Mit einem Schlüsselexperiment meinte Hahnemann, die Grundlage für die Homöopathie entdeckt zu haben. Hahnemann hatte Chinarinde eingenommen und meinte, daß es Fiebe auslöse, wobei er allerdings gar kein Fieber mittels Thermometer gemessen hatte, denn Fieberthermometer gibt es erst seit den 1860iger Jahren. Das Experiment konnte schon Hahnemann nicht wiederholen. Aber man hatte diesen Versuch an der Universität Gießen im Rahmen einer Vorlesung wiederholt und das Ergebnis ist im Deutschen Ärzteblatt [4] veröffentlicht worden. „Die Körpertemperatur hatte sich nicht verändert (35,8 Celsius vor der Vorlesung, 36,15 danach); der Puls blieb unauffällig.“ Also zusammenfassend ist der Schlüsselversuch nicht reproduzierbar.
„Die Potenzierung […] verstärkt die Heilwirkung und vermeidet ungewollte Nebenwirkung.“ Wieso sollte das so sein? Wo wäre ein Nachweis für diese Hypothese – über 200 Jahre wären doch Zeit genug.
Auch der dritte Grundsatz, daß Selbstheilungskräfte angeregt werden, ist nie nachgewiesen worden.

Hahnemann verbot u.a. Kaffee, Zucker, Kochsalz und „das Lesen schlüpfriger Schriften“ während der Einnahme von Homöopathika. „Es ist amüsant und interessant, daß von allen diesen Empfehlungen nur die zur Vermeidung von Kaffee und Pfefferminzprodukten überlebt hat.“ Schreibt Sven Sommer selbst. Auf Seite 33. Amüsant – ja wirklich!

Bei Impfungen (S. 168 ff.) steht: „Der Heilpraktiker darf übrigens diese Infektionskrankheiten nicht behandeln und muss Sie an den Arzt verweisen.“ Das hindert ihn allerdings nicht, Mittel zu empfehlen mit dem Hinweis: „Der Krankheitsverlauf wird abgemildert, verkürzt eventuell sogar verhindert.“ Dafür gibt es allerdings keine wissenschaftliche Bestätigung.

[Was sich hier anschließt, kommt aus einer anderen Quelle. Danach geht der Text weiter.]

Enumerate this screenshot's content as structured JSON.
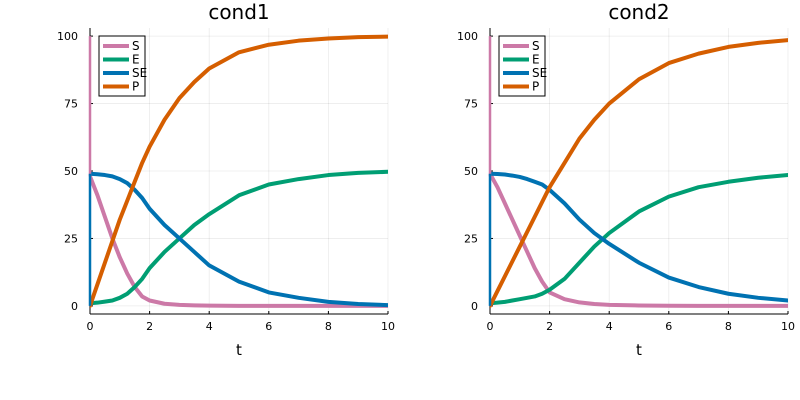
{
  "chart_data": [
    {
      "type": "line",
      "title": "cond1",
      "xlabel": "t",
      "ylabel": "",
      "xlim": [
        0,
        10
      ],
      "ylim": [
        -3,
        103
      ],
      "xticks": [
        "0",
        "2",
        "4",
        "6",
        "8",
        "10"
      ],
      "yticks": [
        "0",
        "25",
        "50",
        "75",
        "100"
      ],
      "grid": true,
      "legend": "top-left",
      "x": [
        0,
        0.25,
        0.5,
        0.75,
        1,
        1.25,
        1.5,
        1.75,
        2,
        2.5,
        3,
        3.5,
        4,
        5,
        6,
        7,
        8,
        9,
        10
      ],
      "series": [
        {
          "name": "S",
          "color": "#CC79A7",
          "values": [
            48,
            41,
            33,
            25,
            18,
            12,
            7,
            3.5,
            2,
            0.8,
            0.4,
            0.2,
            0.1,
            0,
            0,
            0,
            0,
            0,
            0
          ]
        },
        {
          "name": "E",
          "color": "#009E73",
          "values": [
            1,
            1.2,
            1.6,
            2,
            3,
            4.5,
            7,
            10,
            14,
            20,
            25,
            30,
            34,
            41,
            45,
            47,
            48.5,
            49.3,
            49.7
          ]
        },
        {
          "name": "SE",
          "color": "#0072B2",
          "values": [
            49,
            48.8,
            48.5,
            48,
            47,
            45.5,
            43,
            40,
            36,
            30,
            25,
            20,
            15,
            9,
            5,
            3,
            1.5,
            0.7,
            0.3
          ]
        },
        {
          "name": "P",
          "color": "#D55E00",
          "values": [
            0,
            8,
            16,
            24,
            32,
            39,
            46,
            53,
            59,
            69,
            77,
            83,
            88,
            94,
            96.8,
            98.3,
            99.1,
            99.6,
            99.8
          ]
        }
      ]
    },
    {
      "type": "line",
      "title": "cond2",
      "xlabel": "t",
      "ylabel": "",
      "xlim": [
        0,
        10
      ],
      "ylim": [
        -3,
        103
      ],
      "xticks": [
        "0",
        "2",
        "4",
        "6",
        "8",
        "10"
      ],
      "yticks": [
        "0",
        "25",
        "50",
        "75",
        "100"
      ],
      "grid": true,
      "legend": "top-left",
      "x": [
        0,
        0.25,
        0.5,
        0.75,
        1,
        1.25,
        1.5,
        1.75,
        2,
        2.5,
        3,
        3.5,
        4,
        5,
        6,
        7,
        8,
        9,
        10
      ],
      "series": [
        {
          "name": "S",
          "color": "#CC79A7",
          "values": [
            49,
            44,
            38,
            32,
            26,
            20,
            14,
            9,
            5,
            2.5,
            1.3,
            0.7,
            0.4,
            0.15,
            0.05,
            0,
            0,
            0,
            0
          ]
        },
        {
          "name": "E",
          "color": "#009E73",
          "values": [
            1,
            1.2,
            1.5,
            2,
            2.5,
            3,
            3.5,
            4.5,
            6,
            10,
            16,
            22,
            27,
            35,
            40.5,
            44,
            46,
            47.5,
            48.5
          ]
        },
        {
          "name": "SE",
          "color": "#0072B2",
          "values": [
            49,
            48.9,
            48.7,
            48.3,
            47.8,
            47,
            46,
            45,
            43,
            38,
            32,
            27,
            23,
            16,
            10.5,
            7,
            4.5,
            3,
            2
          ]
        },
        {
          "name": "P",
          "color": "#D55E00",
          "values": [
            0,
            5.5,
            11,
            16.5,
            22,
            27.5,
            33,
            38.5,
            44,
            53,
            62,
            69,
            75,
            84,
            90,
            93.5,
            96,
            97.5,
            98.5
          ]
        }
      ]
    }
  ]
}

Im Service-Teil (S.181) beantwortet Sven Sommer die Frage: „Kann mir ein nicht richtig gewähltes Mittel schaden?“ Sie ahnen die Antwort: „Nein, die Einnahme eines falschen Mittels kann Ihnen  (…) nicht schaden.“ Und: „Das falsche Mittel wird aber auch nicht helfen!“ Im Vertrauen, das richtige Mittel auch nicht. Sie möchten Ihr Haus blau angestrichen haben. Nach dem homöopathischen Prinzip schadet die falsche Farbe nicht, oder verklagen sie den Maler doch, der das Haus rot angestrichen hat?

Das Buch ist bebildert. Da ist die Kamille zu sehen oder die Herbstzeitlose. Schöne Bilder. Aber die Homöopathie ist keine Naturheilkunde, keine Phytotherapie und deshalb empfinde ich diese Bilder als unangebracht.

Muß ich jetzt die Homöopathie widerlegen? Nein. Die Homöopathie ist über 200 Jahre ihrer Pflicht nicht nachgekommen, einen Beleg für ihre Wirksamkeit zu erbringen [5].

Sollte das Buch von Sven Sommer in jedem Haushalt stehen? Nein. Schade um das bedruckte Papier.



Links und Anmerkungen:
[1] „There are more things in heaven and earth, Horatio, / Than are dreamt of in your philosophy.“ Hamlet, 1. Akt, 5. Szene. Wenn ich mich recht erinnere, schrieb William Shakespeare „our philosophy“ in der Urfassung. August Wilhelm von Schlegel übersetzte: „Es gibt mehr Ding im Himmel und auf Erden, als Eure Schulweisheit sich träumt“. Was wäre wohl, wenn Schlegel philosophy nicht mit Schulweisheit übersetzt hätte?
[2] Sven Sommer: Homöopathie. Sanfte Medizin für Körper, Geist & Seele. Weltbild, Augsburg 2009 (Lizenzausgabe des Buches von 1999 im Gräfe und Unzer Verlag in München).
[3] https://de.wikipedia.org/wiki/Pockenimpfstoff Die erste gesicherte Dokumentation einer Pockenimpfung stammt aus China – steht im „Needham“ und mein Exmplar steht in Köln. Das werde ich allerdings noch nachträglich lesen. Joseph Needham: Science and Civilization in China. Volume 6: Biology and Biological Technology. Teil 6: Medicine. Cambridge University Press, Cambridge 1999.
[4] Hans-Joachim Krämer und Ernst Habermann: Ein Vorlesungsversuch zur Homöopathie.